Leinad esbozó una sonrisa canchera, escéptica.
—Puede ser. ¿Quién se lo va a discutir? Nota no dejó. Pero también
es posible lo siguiente. Su novia dice que usted salió del vagón por lo menos
una vez. Yo creo que usted se encontró de nuevo con Cossi, le administró de
alguna manera el sedante que lo dejó inconsciente y después le cortó las venas
de la forma que aprendió en una novela de P. D. James que estaba leyendo antes
de dormirse.
—Usted está loco.
—Usted lo estará, entonces. Yo sólo digo lo que he averiguado. ¿Usted
no me soñó para eso?
—Tengo coartadas.
—Sí, de su novia...
—¿Y qué duda cabe?
—Para la policía, ninguna. Ojalá.
Me corrió un escalofrío que me hizo revolver en la cama.
—¿Qué quiere decir?
—Nada. En todo caso, su secreto está a salvo con nosotros, Valle.
—¿Nosotros?
Leinad no contestó. De hecho, se desvaneció. Tal vez porque me
desperté. Fui casi corriendo a hablar con Lidia. ¿Qué le había contado,
exactamente, al detective? ¿Sostendría hasta el final mis coartadas?

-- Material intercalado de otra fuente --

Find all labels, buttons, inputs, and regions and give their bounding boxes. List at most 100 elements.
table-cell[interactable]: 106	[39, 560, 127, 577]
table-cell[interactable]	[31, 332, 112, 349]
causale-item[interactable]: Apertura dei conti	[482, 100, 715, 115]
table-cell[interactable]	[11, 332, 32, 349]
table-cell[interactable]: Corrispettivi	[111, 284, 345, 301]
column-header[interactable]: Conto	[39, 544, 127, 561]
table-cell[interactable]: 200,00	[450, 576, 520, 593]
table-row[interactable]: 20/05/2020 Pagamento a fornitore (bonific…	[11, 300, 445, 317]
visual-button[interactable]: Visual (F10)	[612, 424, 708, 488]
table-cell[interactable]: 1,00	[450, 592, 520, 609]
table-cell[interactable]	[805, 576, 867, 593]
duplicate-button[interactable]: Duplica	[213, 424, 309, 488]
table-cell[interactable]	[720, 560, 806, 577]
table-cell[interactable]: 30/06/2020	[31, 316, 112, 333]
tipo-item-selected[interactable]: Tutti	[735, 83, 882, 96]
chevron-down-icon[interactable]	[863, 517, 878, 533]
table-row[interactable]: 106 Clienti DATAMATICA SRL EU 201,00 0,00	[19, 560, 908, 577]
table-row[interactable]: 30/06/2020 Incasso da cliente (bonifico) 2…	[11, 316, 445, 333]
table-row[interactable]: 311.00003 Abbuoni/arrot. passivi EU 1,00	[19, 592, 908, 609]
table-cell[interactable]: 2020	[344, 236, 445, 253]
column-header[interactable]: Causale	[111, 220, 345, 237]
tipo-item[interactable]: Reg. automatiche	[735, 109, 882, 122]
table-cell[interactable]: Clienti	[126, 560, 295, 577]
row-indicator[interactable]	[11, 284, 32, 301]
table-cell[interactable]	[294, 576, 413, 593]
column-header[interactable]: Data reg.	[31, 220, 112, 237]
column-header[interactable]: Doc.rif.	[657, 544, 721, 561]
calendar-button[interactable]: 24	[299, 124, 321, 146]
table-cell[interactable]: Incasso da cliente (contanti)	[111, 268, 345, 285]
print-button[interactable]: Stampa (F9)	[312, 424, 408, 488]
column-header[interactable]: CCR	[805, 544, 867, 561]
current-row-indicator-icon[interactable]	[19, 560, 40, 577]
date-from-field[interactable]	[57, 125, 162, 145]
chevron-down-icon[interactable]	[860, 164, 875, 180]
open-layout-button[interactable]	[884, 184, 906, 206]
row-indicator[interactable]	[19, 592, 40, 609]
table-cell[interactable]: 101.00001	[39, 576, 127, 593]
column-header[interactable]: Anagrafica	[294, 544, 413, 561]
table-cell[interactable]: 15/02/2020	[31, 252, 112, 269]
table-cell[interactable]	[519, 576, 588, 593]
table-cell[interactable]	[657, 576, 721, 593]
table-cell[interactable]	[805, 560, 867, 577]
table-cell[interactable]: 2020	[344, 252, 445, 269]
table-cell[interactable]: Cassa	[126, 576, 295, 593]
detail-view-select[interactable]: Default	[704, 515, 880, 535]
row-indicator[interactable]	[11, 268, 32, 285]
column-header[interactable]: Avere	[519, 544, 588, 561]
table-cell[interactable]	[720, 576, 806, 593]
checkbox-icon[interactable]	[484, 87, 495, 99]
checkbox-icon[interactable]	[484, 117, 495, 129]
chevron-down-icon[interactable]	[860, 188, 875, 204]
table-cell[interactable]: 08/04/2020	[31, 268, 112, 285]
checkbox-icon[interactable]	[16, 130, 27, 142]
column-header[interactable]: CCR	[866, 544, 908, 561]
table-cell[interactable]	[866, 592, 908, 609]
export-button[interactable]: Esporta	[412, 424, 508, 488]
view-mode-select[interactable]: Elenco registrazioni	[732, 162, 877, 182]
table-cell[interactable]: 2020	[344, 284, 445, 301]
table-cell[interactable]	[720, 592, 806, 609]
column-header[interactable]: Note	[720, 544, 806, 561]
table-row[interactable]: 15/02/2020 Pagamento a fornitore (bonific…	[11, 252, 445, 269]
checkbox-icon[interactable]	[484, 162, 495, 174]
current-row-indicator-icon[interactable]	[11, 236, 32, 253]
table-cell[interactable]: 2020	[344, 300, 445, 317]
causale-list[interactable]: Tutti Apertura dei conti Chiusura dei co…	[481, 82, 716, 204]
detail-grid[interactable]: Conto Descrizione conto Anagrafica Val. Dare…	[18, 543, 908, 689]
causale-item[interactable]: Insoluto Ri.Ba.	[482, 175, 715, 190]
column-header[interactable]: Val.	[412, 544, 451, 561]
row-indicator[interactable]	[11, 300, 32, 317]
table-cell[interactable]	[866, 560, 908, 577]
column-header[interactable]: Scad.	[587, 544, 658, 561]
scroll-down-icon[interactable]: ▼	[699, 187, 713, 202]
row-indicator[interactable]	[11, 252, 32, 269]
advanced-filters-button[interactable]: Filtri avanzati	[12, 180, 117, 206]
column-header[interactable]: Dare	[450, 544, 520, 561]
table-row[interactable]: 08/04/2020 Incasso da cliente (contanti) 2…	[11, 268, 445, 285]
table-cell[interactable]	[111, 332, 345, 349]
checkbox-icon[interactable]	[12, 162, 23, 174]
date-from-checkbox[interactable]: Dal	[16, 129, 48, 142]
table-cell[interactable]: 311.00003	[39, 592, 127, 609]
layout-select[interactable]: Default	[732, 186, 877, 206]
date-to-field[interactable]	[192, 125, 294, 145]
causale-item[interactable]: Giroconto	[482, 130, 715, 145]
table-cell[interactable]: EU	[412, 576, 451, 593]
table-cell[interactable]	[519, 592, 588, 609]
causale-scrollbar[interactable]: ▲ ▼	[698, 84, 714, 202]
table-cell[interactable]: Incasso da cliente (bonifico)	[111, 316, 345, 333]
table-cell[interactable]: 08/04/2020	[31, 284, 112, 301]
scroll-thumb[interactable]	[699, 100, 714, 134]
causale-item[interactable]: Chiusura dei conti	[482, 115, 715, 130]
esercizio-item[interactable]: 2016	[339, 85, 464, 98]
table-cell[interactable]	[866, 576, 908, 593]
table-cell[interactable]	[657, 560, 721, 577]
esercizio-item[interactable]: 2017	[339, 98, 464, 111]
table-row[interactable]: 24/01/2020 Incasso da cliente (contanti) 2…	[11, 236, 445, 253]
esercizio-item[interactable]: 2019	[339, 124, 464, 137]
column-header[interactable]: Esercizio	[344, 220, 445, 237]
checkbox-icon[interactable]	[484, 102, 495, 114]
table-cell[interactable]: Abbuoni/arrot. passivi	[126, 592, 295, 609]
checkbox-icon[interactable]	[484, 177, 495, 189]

—Ah sí, yo también quería hablar con vos —me dijo cuando apenas me
vio.
Eso era el fin. El resto era previsible.
—No sé, estoy confundida, tenés que entenderme... Tal vez si nos
separamos por un tiempo... para pensar mejor...
No quise escucharla más. Me aseguré de que sostendría mi versión de
los hechos y me fui. No sé si a seguir soñando o a despertarme.